At Looker we are often asked about best practices when it comes to designing a new data warehouse. Typically this happens just as when companies are moving to MPP, and maybe even, column-oriented, databases, so it is clear from the start that replicating the design from an operational database is not appropriate.
It is also clear that there is not a single answer - search on Google turns up millions of results. That said, here are a few rules of thumb that you can apply as you focus on building your analytical data warehouse to work with Looker:
- simplicity (aka shortest path)
- performance
- single copy of data
- transparent EL process
Shortest Path
You should not need to use mapping tables or Entity–attribute–value tables to get to the value. The path to any two dimensions in one SELECT
query should not involve more than a couple of joins.

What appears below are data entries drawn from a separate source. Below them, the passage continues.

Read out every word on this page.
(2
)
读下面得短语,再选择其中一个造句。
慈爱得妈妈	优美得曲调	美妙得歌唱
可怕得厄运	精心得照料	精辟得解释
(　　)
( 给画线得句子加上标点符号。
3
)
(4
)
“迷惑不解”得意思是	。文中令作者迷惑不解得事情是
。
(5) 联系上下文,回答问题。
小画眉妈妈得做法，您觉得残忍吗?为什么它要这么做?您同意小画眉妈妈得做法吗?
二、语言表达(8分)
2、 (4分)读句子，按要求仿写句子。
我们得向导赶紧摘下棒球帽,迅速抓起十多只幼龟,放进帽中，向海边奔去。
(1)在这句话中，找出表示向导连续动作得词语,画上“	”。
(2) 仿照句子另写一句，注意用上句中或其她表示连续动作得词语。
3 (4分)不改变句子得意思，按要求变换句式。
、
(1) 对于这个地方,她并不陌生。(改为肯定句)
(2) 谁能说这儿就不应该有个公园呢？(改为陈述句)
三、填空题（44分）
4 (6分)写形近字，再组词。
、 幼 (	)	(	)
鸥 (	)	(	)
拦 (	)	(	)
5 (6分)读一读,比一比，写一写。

Typically “long path” designs arise from storing original data in NoSQL format. Because there is very little analytical value derived from performing such transformations with Looker–albeit, in a more transparent way–it is better to perform such logic prior to the data warehouse.
Performance
We’ve had a number of posts already on performance: 1) case studies, 2) Redshift Performance, and 3) more on Redshift if you want to understand storage usage and its distribution/skew. It’s important because in the Looker world no waits in line to get a report - even calculations over billions of rows are expected to be instantaneous.
Because performance often requires redundancy or more complicated EL/ETL processes, a balance is needed between it and the desire to create one single copy of data or between performance and the transparent EL process. In some cases, date fields might need to be duplicated across tables. In other cases, de-normalization of tables is best done outside of Looker.
Single copy of data
Storing in multiple columns across several tables the same information is very confusing. It is often unclear whether there is any difference in how data is collected.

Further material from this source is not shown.